NASA-funded researchers, led by Tamlin Pavelsky, Ph.D., badociate professor of global hydrology at UNC-Chapel Hill, were not there for the glory of discovery. On the contrary, they were trying to understand how much water is moving on Earth because rivers and streams add a lot of carbon dioxide to the atmosphere, compounding the effects of climate change. It is important to know where the carbon goes, they suggest in the document, because if we can not follow it, we can not quantify the severity of our situation.

"Our new calculation helps scientists better badess how carbon dioxide moves rivers and streams into the atmosphere each year," said Pavelsky in a statement released on Thursday.

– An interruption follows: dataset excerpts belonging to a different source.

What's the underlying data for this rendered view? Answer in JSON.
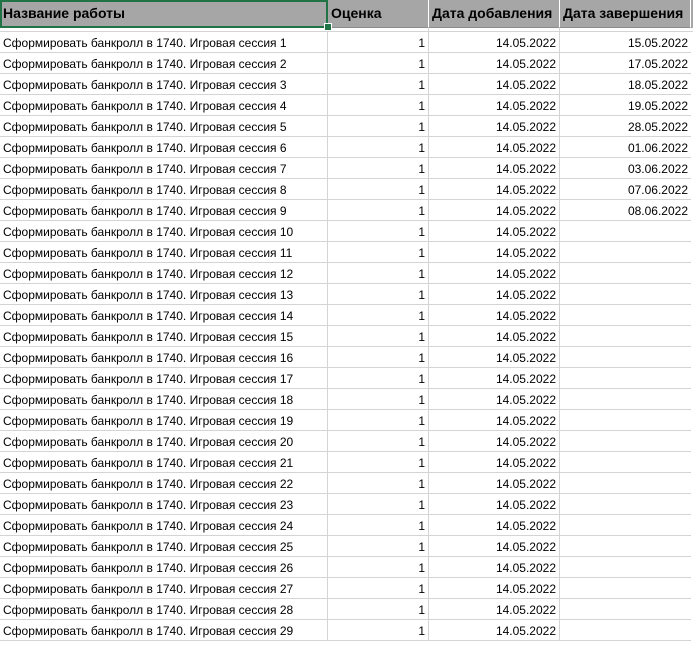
{
  "table": {
    "columns": [
      "Название работы",
      "Оценка",
      "Дата добавления",
      "Дата завершения"
    ],
    "rows": [
      {
        "name": "Сформировать банкролл в 1740. Игровая сессия 1",
        "score": "1",
        "added": "14.05.2022",
        "completed": "15.05.2022"
      },
      {
        "name": "Сформировать банкролл в 1740. Игровая сессия 2",
        "score": "1",
        "added": "14.05.2022",
        "completed": "17.05.2022"
      },
      {
        "name": "Сформировать банкролл в 1740. Игровая сессия 3",
        "score": "1",
        "added": "14.05.2022",
        "completed": "18.05.2022"
      },
      {
        "name": "Сформировать банкролл в 1740. Игровая сессия 4",
        "score": "1",
        "added": "14.05.2022",
        "completed": "19.05.2022"
      },
      {
        "name": "Сформировать банкролл в 1740. Игровая сессия 5",
        "score": "1",
        "added": "14.05.2022",
        "completed": "28.05.2022"
      },
      {
        "name": "Сформировать банкролл в 1740. Игровая сессия 6",
        "score": "1",
        "added": "14.05.2022",
        "completed": "01.06.2022"
      },
      {
        "name": "Сформировать банкролл в 1740. Игровая сессия 7",
        "score": "1",
        "added": "14.05.2022",
        "completed": "03.06.2022"
      },
      {
        "name": "Сформировать банкролл в 1740. Игровая сессия 8",
        "score": "1",
        "added": "14.05.2022",
        "completed": "07.06.2022"
      },
      {
        "name": "Сформировать банкролл в 1740. Игровая сессия 9",
        "score": "1",
        "added": "14.05.2022",
        "completed": "08.06.2022"
      },
      {
        "name": "Сформировать банкролл в 1740. Игровая сессия 10",
        "score": "1",
        "added": "14.05.2022",
        "completed": ""
      },
      {
        "name": "Сформировать банкролл в 1740. Игровая сессия 11",
        "score": "1",
        "added": "14.05.2022",
        "completed": ""
      },
      {
        "name": "Сформировать банкролл в 1740. Игровая сессия 12",
        "score": "1",
        "added": "14.05.2022",
        "completed": ""
      },
      {
        "name": "Сформировать банкролл в 1740. Игровая сессия 13",
        "score": "1",
        "added": "14.05.2022",
        "completed": ""
      },
      {
        "name": "Сформировать банкролл в 1740. Игровая сессия 14",
        "score": "1",
        "added": "14.05.2022",
        "completed": ""
      },
      {
        "name": "Сформировать банкролл в 1740. Игровая сессия 15",
        "score": "1",
        "added": "14.05.2022",
        "completed": ""
      },
      {
        "name": "Сформировать банкролл в 1740. Игровая сессия 16",
        "score": "1",
        "added": "14.05.2022",
        "completed": ""
      },
      {
        "name": "Сформировать банкролл в 1740. Игровая сессия 17",
        "score": "1",
        "added": "14.05.2022",
        "completed": ""
      },
      {
        "name": "Сформировать банкролл в 1740. Игровая сессия 18",
        "score": "1",
        "added": "14.05.2022",
        "completed": ""
      },
      {
        "name": "Сформировать банкролл в 1740. Игровая сессия 19",
        "score": "1",
        "added": "14.05.2022",
        "completed": ""
      },
      {
        "name": "Сформировать банкролл в 1740. Игровая сессия 20",
        "score": "1",
        "added": "14.05.2022",
        "completed": ""
      },
      {
        "name": "Сформировать банкролл в 1740. Игровая сессия 21",
        "score": "1",
        "added": "14.05.2022",
        "completed": ""
      },
      {
        "name": "Сформировать банкролл в 1740. Игровая сессия 22",
        "score": "1",
        "added": "14.05.2022",
        "completed": ""
      },
      {
        "name": "Сформировать банкролл в 1740. Игровая сессия 23",
        "score": "1",
        "added": "14.05.2022",
        "completed": ""
      },
      {
        "name": "Сформировать банкролл в 1740. Игровая сессия 24",
        "score": "1",
        "added": "14.05.2022",
        "completed": ""
      },
      {
        "name": "Сформировать банкролл в 1740. Игровая сессия 25",
        "score": "1",
        "added": "14.05.2022",
        "completed": ""
      },
      {
        "name": "Сформировать банкролл в 1740. Игровая сессия 26",
        "score": "1",
        "added": "14.05.2022",
        "completed": ""
      },
      {
        "name": "Сформировать банкролл в 1740. Игровая сессия 27",
        "score": "1",
        "added": "14.05.2022",
        "completed": ""
      },
      {
        "name": "Сформировать банкролл в 1740. Игровая сессия 28",
        "score": "1",
        "added": "14.05.2022",
        "completed": ""
      },
      {
        "name": "Сформировать банкролл в 1740. Игровая сессия 29",
        "score": "1",
        "added": "14.05.2022",
        "completed": ""
      }
    ]
  },
  "colors": {
    "header_bg": "#a6a6a6",
    "selection": "#217346",
    "gridline": "#d4d4d4"
  }
}
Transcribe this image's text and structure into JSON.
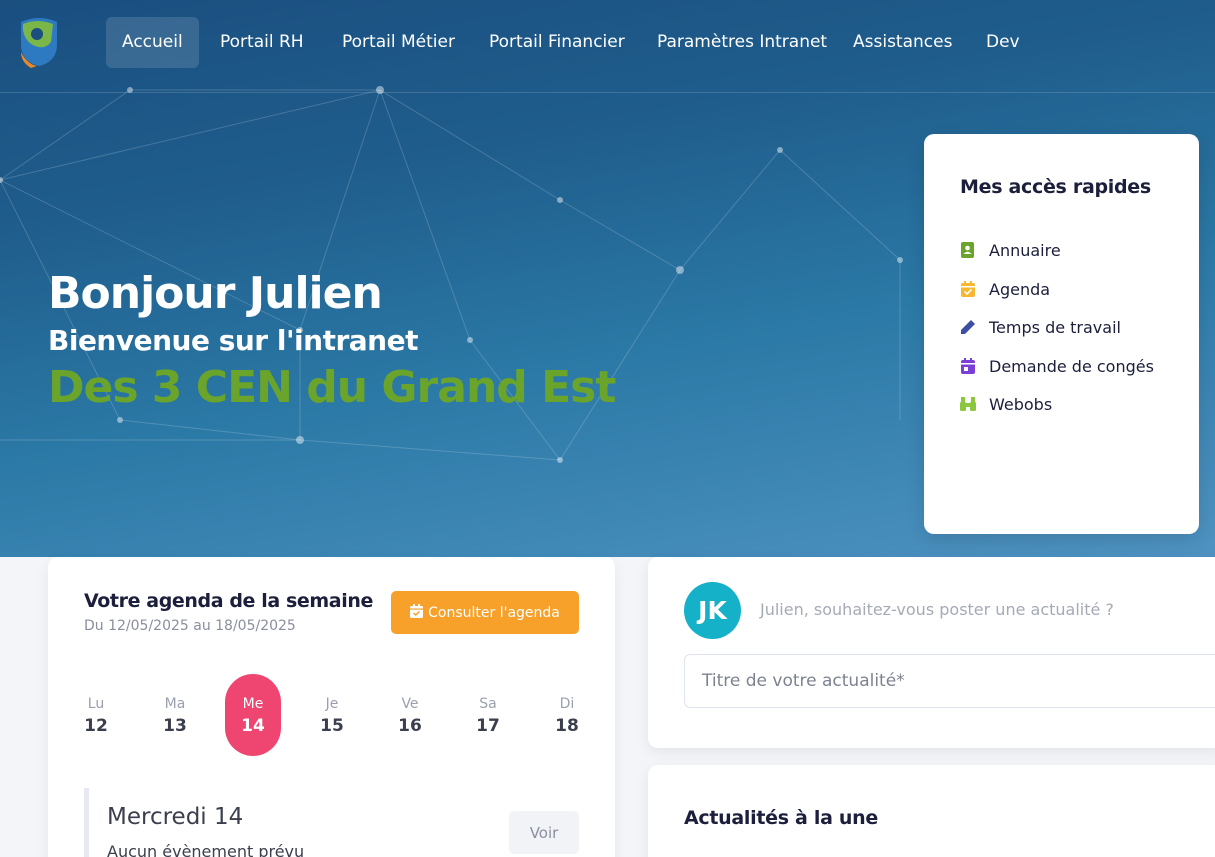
{
  "nav": {
    "items": [
      {
        "label": "Accueil",
        "active": true
      },
      {
        "label": "Portail RH"
      },
      {
        "label": "Portail Métier"
      },
      {
        "label": "Portail Financier"
      },
      {
        "label": "Paramètres Intranet"
      },
      {
        "label": "Assistances"
      },
      {
        "label": "Dev"
      }
    ]
  },
  "hero": {
    "greeting": "Bonjour Julien",
    "welcome": "Bienvenue sur l'intranet",
    "org": "Des 3 CEN du Grand Est",
    "org_color": "#6aa42a"
  },
  "quick_access": {
    "title": "Mes accès rapides",
    "items": [
      {
        "label": "Annuaire",
        "icon": "contact-book-icon",
        "color": "#6aa42a"
      },
      {
        "label": "Agenda",
        "icon": "calendar-check-icon",
        "color": "#f5b82e"
      },
      {
        "label": "Temps de travail",
        "icon": "pencil-icon",
        "color": "#3d4fa5"
      },
      {
        "label": "Demande de congés",
        "icon": "calendar-day-icon",
        "color": "#7b3fd6"
      },
      {
        "label": "Webobs",
        "icon": "binoculars-icon",
        "color": "#8cc63f"
      }
    ]
  },
  "agenda": {
    "title": "Votre agenda de la semaine",
    "range": "Du 12/05/2025 au 18/05/2025",
    "button": "Consulter l'agenda",
    "button_color": "#f8a12a",
    "days": [
      {
        "name": "Lu",
        "num": "12"
      },
      {
        "name": "Ma",
        "num": "13"
      },
      {
        "name": "Me",
        "num": "14",
        "selected": true
      },
      {
        "name": "Je",
        "num": "15"
      },
      {
        "name": "Ve",
        "num": "16"
      },
      {
        "name": "Sa",
        "num": "17"
      },
      {
        "name": "Di",
        "num": "18"
      }
    ],
    "selected_color": "#ee4670",
    "today_title": "Mercredi 14",
    "today_text": "Aucun évènement prévu",
    "view_button": "Voir"
  },
  "post": {
    "avatar_initials": "JK",
    "prompt": "Julien, souhaitez-vous poster une actualité ?",
    "title_placeholder": "Titre de votre actualité*"
  },
  "news": {
    "title": "Actualités à la une"
  }
}
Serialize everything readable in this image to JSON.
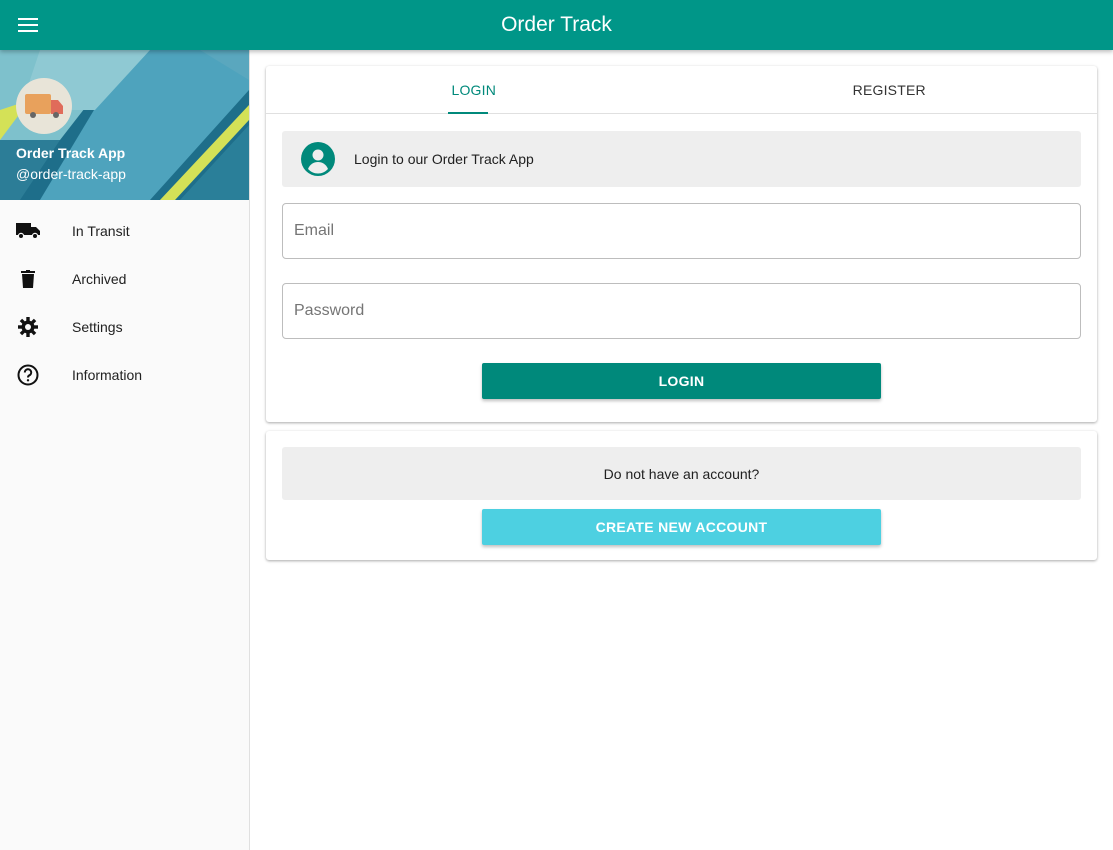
{
  "app_bar": {
    "title": "Order Track",
    "menu_icon": "menu-icon",
    "color": "#009688"
  },
  "drawer": {
    "app_name": "Order Track App",
    "handle": "@order-track-app",
    "avatar_icon": "truck-icon",
    "items": [
      {
        "label": "In Transit",
        "icon": "truck-icon"
      },
      {
        "label": "Archived",
        "icon": "trash-icon"
      },
      {
        "label": "Settings",
        "icon": "gear-icon"
      },
      {
        "label": "Information",
        "icon": "help-circle-icon"
      }
    ]
  },
  "auth": {
    "tabs": [
      {
        "label": "LOGIN",
        "active": true
      },
      {
        "label": "REGISTER",
        "active": false
      }
    ],
    "info_text": "Login to our Order Track App",
    "email_placeholder": "Email",
    "email_value": "",
    "password_placeholder": "Password",
    "password_value": "",
    "login_button": "LOGIN",
    "accent": "#00897b"
  },
  "register": {
    "prompt": "Do not have an account?",
    "create_button": "CREATE NEW ACCOUNT",
    "button_color": "#4dd0e1"
  }
}
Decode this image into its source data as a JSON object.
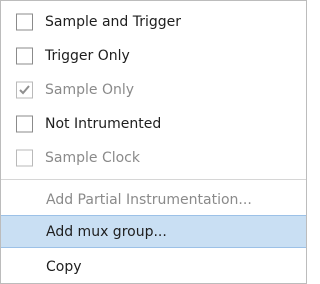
{
  "menu": {
    "items": [
      {
        "label": "Sample and Trigger",
        "checked": false,
        "enabled": true
      },
      {
        "label": "Trigger Only",
        "checked": false,
        "enabled": true
      },
      {
        "label": "Sample Only",
        "checked": true,
        "enabled": false
      },
      {
        "label": "Not Intrumented",
        "checked": false,
        "enabled": true
      },
      {
        "label": "Sample Clock",
        "checked": false,
        "enabled": false
      }
    ],
    "actions": [
      {
        "label": "Add Partial Instrumentation...",
        "enabled": false,
        "highlighted": false
      },
      {
        "label": "Add mux group...",
        "enabled": true,
        "highlighted": true
      },
      {
        "label": "Copy",
        "enabled": true,
        "highlighted": false
      }
    ]
  },
  "colors": {
    "highlight_background": "#c9dff3",
    "highlight_border": "#9cc1e7",
    "disabled_text": "#8a8a8a"
  }
}
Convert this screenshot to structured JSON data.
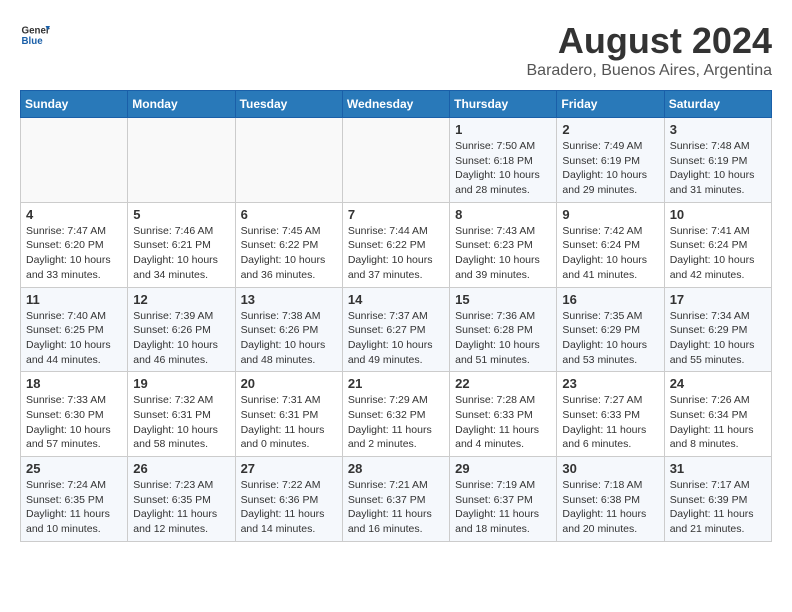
{
  "header": {
    "logo": {
      "general": "General",
      "blue": "Blue"
    },
    "title": "August 2024",
    "subtitle": "Baradero, Buenos Aires, Argentina"
  },
  "weekdays": [
    "Sunday",
    "Monday",
    "Tuesday",
    "Wednesday",
    "Thursday",
    "Friday",
    "Saturday"
  ],
  "weeks": [
    [
      {
        "day": "",
        "info": ""
      },
      {
        "day": "",
        "info": ""
      },
      {
        "day": "",
        "info": ""
      },
      {
        "day": "",
        "info": ""
      },
      {
        "day": "1",
        "info": "Sunrise: 7:50 AM\nSunset: 6:18 PM\nDaylight: 10 hours and 28 minutes."
      },
      {
        "day": "2",
        "info": "Sunrise: 7:49 AM\nSunset: 6:19 PM\nDaylight: 10 hours and 29 minutes."
      },
      {
        "day": "3",
        "info": "Sunrise: 7:48 AM\nSunset: 6:19 PM\nDaylight: 10 hours and 31 minutes."
      }
    ],
    [
      {
        "day": "4",
        "info": "Sunrise: 7:47 AM\nSunset: 6:20 PM\nDaylight: 10 hours and 33 minutes."
      },
      {
        "day": "5",
        "info": "Sunrise: 7:46 AM\nSunset: 6:21 PM\nDaylight: 10 hours and 34 minutes."
      },
      {
        "day": "6",
        "info": "Sunrise: 7:45 AM\nSunset: 6:22 PM\nDaylight: 10 hours and 36 minutes."
      },
      {
        "day": "7",
        "info": "Sunrise: 7:44 AM\nSunset: 6:22 PM\nDaylight: 10 hours and 37 minutes."
      },
      {
        "day": "8",
        "info": "Sunrise: 7:43 AM\nSunset: 6:23 PM\nDaylight: 10 hours and 39 minutes."
      },
      {
        "day": "9",
        "info": "Sunrise: 7:42 AM\nSunset: 6:24 PM\nDaylight: 10 hours and 41 minutes."
      },
      {
        "day": "10",
        "info": "Sunrise: 7:41 AM\nSunset: 6:24 PM\nDaylight: 10 hours and 42 minutes."
      }
    ],
    [
      {
        "day": "11",
        "info": "Sunrise: 7:40 AM\nSunset: 6:25 PM\nDaylight: 10 hours and 44 minutes."
      },
      {
        "day": "12",
        "info": "Sunrise: 7:39 AM\nSunset: 6:26 PM\nDaylight: 10 hours and 46 minutes."
      },
      {
        "day": "13",
        "info": "Sunrise: 7:38 AM\nSunset: 6:26 PM\nDaylight: 10 hours and 48 minutes."
      },
      {
        "day": "14",
        "info": "Sunrise: 7:37 AM\nSunset: 6:27 PM\nDaylight: 10 hours and 49 minutes."
      },
      {
        "day": "15",
        "info": "Sunrise: 7:36 AM\nSunset: 6:28 PM\nDaylight: 10 hours and 51 minutes."
      },
      {
        "day": "16",
        "info": "Sunrise: 7:35 AM\nSunset: 6:29 PM\nDaylight: 10 hours and 53 minutes."
      },
      {
        "day": "17",
        "info": "Sunrise: 7:34 AM\nSunset: 6:29 PM\nDaylight: 10 hours and 55 minutes."
      }
    ],
    [
      {
        "day": "18",
        "info": "Sunrise: 7:33 AM\nSunset: 6:30 PM\nDaylight: 10 hours and 57 minutes."
      },
      {
        "day": "19",
        "info": "Sunrise: 7:32 AM\nSunset: 6:31 PM\nDaylight: 10 hours and 58 minutes."
      },
      {
        "day": "20",
        "info": "Sunrise: 7:31 AM\nSunset: 6:31 PM\nDaylight: 11 hours and 0 minutes."
      },
      {
        "day": "21",
        "info": "Sunrise: 7:29 AM\nSunset: 6:32 PM\nDaylight: 11 hours and 2 minutes."
      },
      {
        "day": "22",
        "info": "Sunrise: 7:28 AM\nSunset: 6:33 PM\nDaylight: 11 hours and 4 minutes."
      },
      {
        "day": "23",
        "info": "Sunrise: 7:27 AM\nSunset: 6:33 PM\nDaylight: 11 hours and 6 minutes."
      },
      {
        "day": "24",
        "info": "Sunrise: 7:26 AM\nSunset: 6:34 PM\nDaylight: 11 hours and 8 minutes."
      }
    ],
    [
      {
        "day": "25",
        "info": "Sunrise: 7:24 AM\nSunset: 6:35 PM\nDaylight: 11 hours and 10 minutes."
      },
      {
        "day": "26",
        "info": "Sunrise: 7:23 AM\nSunset: 6:35 PM\nDaylight: 11 hours and 12 minutes."
      },
      {
        "day": "27",
        "info": "Sunrise: 7:22 AM\nSunset: 6:36 PM\nDaylight: 11 hours and 14 minutes."
      },
      {
        "day": "28",
        "info": "Sunrise: 7:21 AM\nSunset: 6:37 PM\nDaylight: 11 hours and 16 minutes."
      },
      {
        "day": "29",
        "info": "Sunrise: 7:19 AM\nSunset: 6:37 PM\nDaylight: 11 hours and 18 minutes."
      },
      {
        "day": "30",
        "info": "Sunrise: 7:18 AM\nSunset: 6:38 PM\nDaylight: 11 hours and 20 minutes."
      },
      {
        "day": "31",
        "info": "Sunrise: 7:17 AM\nSunset: 6:39 PM\nDaylight: 11 hours and 21 minutes."
      }
    ]
  ]
}
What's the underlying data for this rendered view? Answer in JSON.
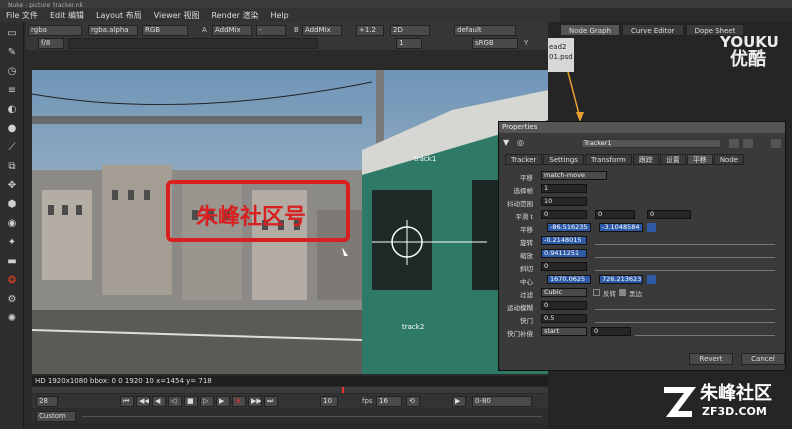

  A snake in the landscape
Rivers, as the Canaima represented here, Although the focus on climate change has focused on gaseous emissions in the & 9 [[atmosphereproducedbytheburningoffossilfuelscarbonpollutioninourriversandstreams(suchasfertilizersandhumansandanimals)waste)cbadsoreleasecarbondioxideintotheairAccordingtotheteamthis"degbading"ofriversandstreamsintroducesavolumeofcarbondioxideintotheatmosphere"roughlyequivalenttoone-fifthofthecombinedemissionsfromfuelcombustionfossilsandcementproduction

In the air of the rivers and streams of water is on the surface of the water, it is important to know the area covered by the water moving. Thus, the team turned to images taken by NASA's Landsat satellite, which used a database called Global River Widths from Landsat (GRWL), which contained more than 58 million measurements. rivers 30 meters wide. Large Landsat Database (GRWL) Rivers “/>

The line curve (right) shows the river cover as a percentage of the area. rivers seen from different distances.

By feeding the GRWL data into a statistical model constructed by Pavelsky, the team calculated the total area of ​​the Earth covered by streams and rivers. In total, they measured approximately 773,000 square kilometers (298,457 square miles), about the same size as all of Italy or the Philippines. It's a lot more water moving – and much more room for carbon dioxide exchange – than we ever thought, which is problematic.